In chapter 4 , we have adopted a two week low CHO and low energy regime in combination with a high intensity interval training (HIIT) to reduce exogenous and endogenous glucose availability with the aim to reduce the risk of T2DM in sedentary, obese individuals. The low CHO and low energy regime improved oral glucose insulin sensitivity, fat oxidation, and lipid profile in only two weeks. The addition of an energy-balanced HIIT was not sufficient to further enhance these parameters. However, HIIT improved cardiovascular fitness and preserved lean mass and circulating resistin levels.
In chapter 5, a case study of a diabetic patient is reported. The patient underwent 4 weeks of restricted CHO diet in combination with HIIT. This life style intervention has proven to be sufficient to reverse this patient's diabetic status. A randomized trial is required to verify these outstanding results.

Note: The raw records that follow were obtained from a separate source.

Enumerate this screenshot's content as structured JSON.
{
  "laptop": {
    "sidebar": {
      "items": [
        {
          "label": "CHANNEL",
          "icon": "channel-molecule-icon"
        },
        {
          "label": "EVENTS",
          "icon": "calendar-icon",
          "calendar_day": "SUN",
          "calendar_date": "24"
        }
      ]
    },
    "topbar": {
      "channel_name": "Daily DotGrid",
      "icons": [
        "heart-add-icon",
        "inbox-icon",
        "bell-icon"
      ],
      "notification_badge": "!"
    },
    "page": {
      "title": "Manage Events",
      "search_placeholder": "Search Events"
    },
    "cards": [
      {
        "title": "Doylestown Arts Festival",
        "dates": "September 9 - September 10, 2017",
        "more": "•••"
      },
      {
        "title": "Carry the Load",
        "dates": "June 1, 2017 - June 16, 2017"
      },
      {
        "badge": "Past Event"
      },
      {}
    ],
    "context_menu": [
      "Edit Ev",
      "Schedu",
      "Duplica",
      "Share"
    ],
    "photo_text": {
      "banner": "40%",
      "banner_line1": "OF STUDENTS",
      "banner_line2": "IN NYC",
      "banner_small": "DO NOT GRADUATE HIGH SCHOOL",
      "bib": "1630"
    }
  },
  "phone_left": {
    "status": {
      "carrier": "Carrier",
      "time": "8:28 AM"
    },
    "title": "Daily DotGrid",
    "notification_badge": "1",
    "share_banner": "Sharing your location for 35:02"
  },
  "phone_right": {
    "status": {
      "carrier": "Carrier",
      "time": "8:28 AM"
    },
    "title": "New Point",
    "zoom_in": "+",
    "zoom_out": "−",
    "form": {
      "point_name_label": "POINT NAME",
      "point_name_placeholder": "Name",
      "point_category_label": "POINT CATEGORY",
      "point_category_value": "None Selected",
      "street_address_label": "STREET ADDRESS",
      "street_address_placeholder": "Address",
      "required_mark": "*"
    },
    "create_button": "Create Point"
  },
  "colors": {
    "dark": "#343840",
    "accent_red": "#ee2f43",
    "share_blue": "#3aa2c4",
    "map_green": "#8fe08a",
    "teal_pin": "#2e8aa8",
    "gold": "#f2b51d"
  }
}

In conclusion, the work presented in this thesis adds a large amount of original knowledge about the effects of refined CHO and sugar availability on a variety of physiological and also some psychological parameters. A stronger implicit drive to the consumption of sweet food/drinks was found in Ov/Ob individuals. One month of soft drink consumption is enough to change taste perception of sweet and increase preference for sweet in initial sweet dislikers. High sugar (glucose) availability and consequently high energy intake have deleterious effects on glucose regulation and metabolism at a whole body and a cellular level. Energy deficit and moderate CHO restriction (low exogenous glucose) seem to be effective in improving glucose regulation thereby reducing the risk of T2DM in obese individuals. HIIT (low endogenous glucose) per se does not further reduce the risk of T2DM, but does reduce the risk of cardiovascular diseases in obese, otherwise sedentary persons.